Can We Measure The Financial Costs Of The Adverse Effects Of Mental Health

The numbers were already high with around one in four adults experiencing some form of mental health illness and around one in ten children but we all know and care for people who do. The Coronavirus has no doubt increased this number with loneliness and anxiety being more prevalent.

One in four adults and one in 10 children experience mental illness, and many more of us know and care for people who do.

The numbers for adults and children who suffer with mental health illness according to the NHS

One in six adults will have a mental health problem at any one time. 

 17.6% of adults in England have at least one common mental disorder 

 0.4% of adults in England have a psychotic disorder, and 80% are receiving treatment 

 0.3% of adults in England have antisocial personality disorder 

 0.4% of adults in England have borderline personality disorder.

10% of children in the UK have a diagnosable mental health condition.

13–16% of older people in England have severe depression, and up to 50% of older people in residential care.

One in 20 people over 65 in the UK has some form of dementia, rising to one in five people over 80.

 One third of all mental health service activity in England is concerned with the care and treatment of people over 65.

This is a huge number of people, and it’s a scary one too. Mental illness is an expensive problem. It is an emergency that requires immediate attention and care. The Government needs to take this into account when looking at the overall cost for the country’s National Health Service and set budgets that recognise that mental health issues are a crisis that needs to be tackled at source. 

This past week I read an article about care costs for some common mental illness symptoms. Mental illness symptoms that would be common for a child, but might be a little more unusual or hard to identify for a child of different ages.

Some of these were: loss of appetite, increased sleeping time, agitation, and tantrums.  Overall child care costs need to consider food, clothing and transportation. But what happens to other children with mental illness, but for kids in families that can’t afford treatment, they may never receive treatment. Many children are diagnosed with ADHD and many of them don’t receive the treatment that they need.

Around one in five children are bullied with mental issues every week.
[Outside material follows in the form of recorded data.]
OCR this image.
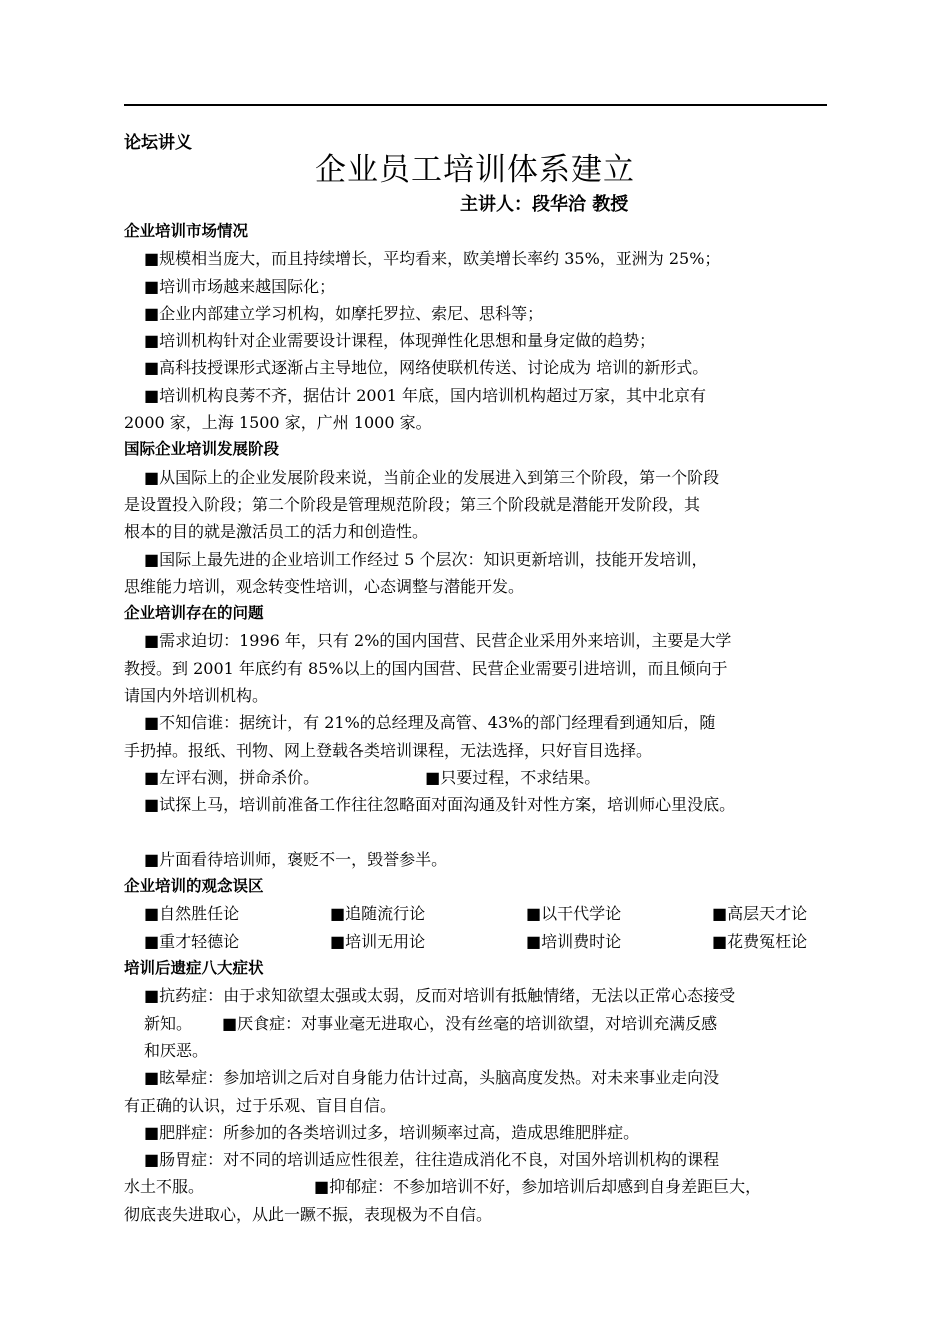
论坛讲义
企业员工培训体系建立
主讲人：段华洽 教授
企业培训市场情况
■规模相当庞大，而且持续增长，平均看来，欧美增长率约 35%，亚洲为 25%；
■培训市场越来越国际化；
■企业内部建立学习机构，如摩托罗拉、索尼、思科等；
■培训机构针对企业需要设计课程，体现弹性化思想和量身定做的趋势；
■高科技授课形式逐渐占主导地位，网络使联机传送、讨论成为 培训的新形式。
■培训机构良莠不齐，据估计 2001 年底，国内培训机构超过万家，其中北京有
2000 家，上海 1500 家，广州 1000 家。
国际企业培训发展阶段
■从国际上的企业发展阶段来说，当前企业的发展进入到第三个阶段，第一个阶段
是设置投入阶段；第二个阶段是管理规范阶段；第三个阶段就是潜能开发阶段，其
根本的目的就是激活员工的活力和创造性。
■国际上最先进的企业培训工作经过 5 个层次：知识更新培训，技能开发培训，
思维能力培训，观念转变性培训，心态调整与潜能开发。
企业培训存在的问题
■需求迫切：1996 年，只有 2%的国内国营、民营企业采用外来培训，主要是大学
教授。到 2001 年底约有 85%以上的国内国营、民营企业需要引进培训，而且倾向于
请国内外培训机构。
■不知信谁：据统计，有 21%的总经理及高管、43%的部门经理看到通知后，随
手扔掉。报纸、刊物、网上登载各类培训课程，无法选择，只好盲目选择。
■左评右测，拼命杀价。	■只要过程，不求结果。
■试探上马，培训前准备工作往往忽略面对面沟通及针对性方案，培训师心里没底。
■片面看待培训师，褒贬不一，毁誉参半。
企业培训的观念误区
■自然胜任论	■追随流行论	■以干代学论	■高层天才论
■重才轻德论	■培训无用论	■培训费时论	■花费冤枉论
培训后遗症八大症状
■抗药症：由于求知欲望太强或太弱，反而对培训有抵触情绪，无法以正常心态接受
新知。 ■厌食症：对事业毫无进取心，没有丝毫的培训欲望，对培训充满反感
和厌恶。
■眩晕症：参加培训之后对自身能力估计过高，头脑高度发热。对未来事业走向没
有正确的认识，过于乐观、盲目自信。
■肥胖症：所参加的各类培训过多，培训频率过高，造成思维肥胖症。
■肠胃症：对不同的培训适应性很差，往往造成消化不良，对国外培训机构的课程
水土不服。	■抑郁症：不参加培训不好，参加培训后却感到自身差距巨大，
彻底丧失进取心，从此一蹶不振，表现极为不自信。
That’s three children every week. A normal child who can’t pay for treatment is just left to be ignored. There are more kids with mental health issues than cancer and heart disease combined. This is an emergency and our children are not being taken care of.

‘The financial costs of the adverse effects of mental illness on people’s quality of life are estimated at £41.8 billion per annum in England. Wider costs to the national economy in terms of welfare benefits, lost productivity at work etc. amount to some £77 billion a year’

“It may come as some surprise to you that mental health issues are most common among teenagers.” I would think mental health issues would be something that you would want to prevent instead of treat. How do you prevent something that is happening already?  The cost to our country runs into the Billions of Pounds but the cost to quality of life for many is immeasurable.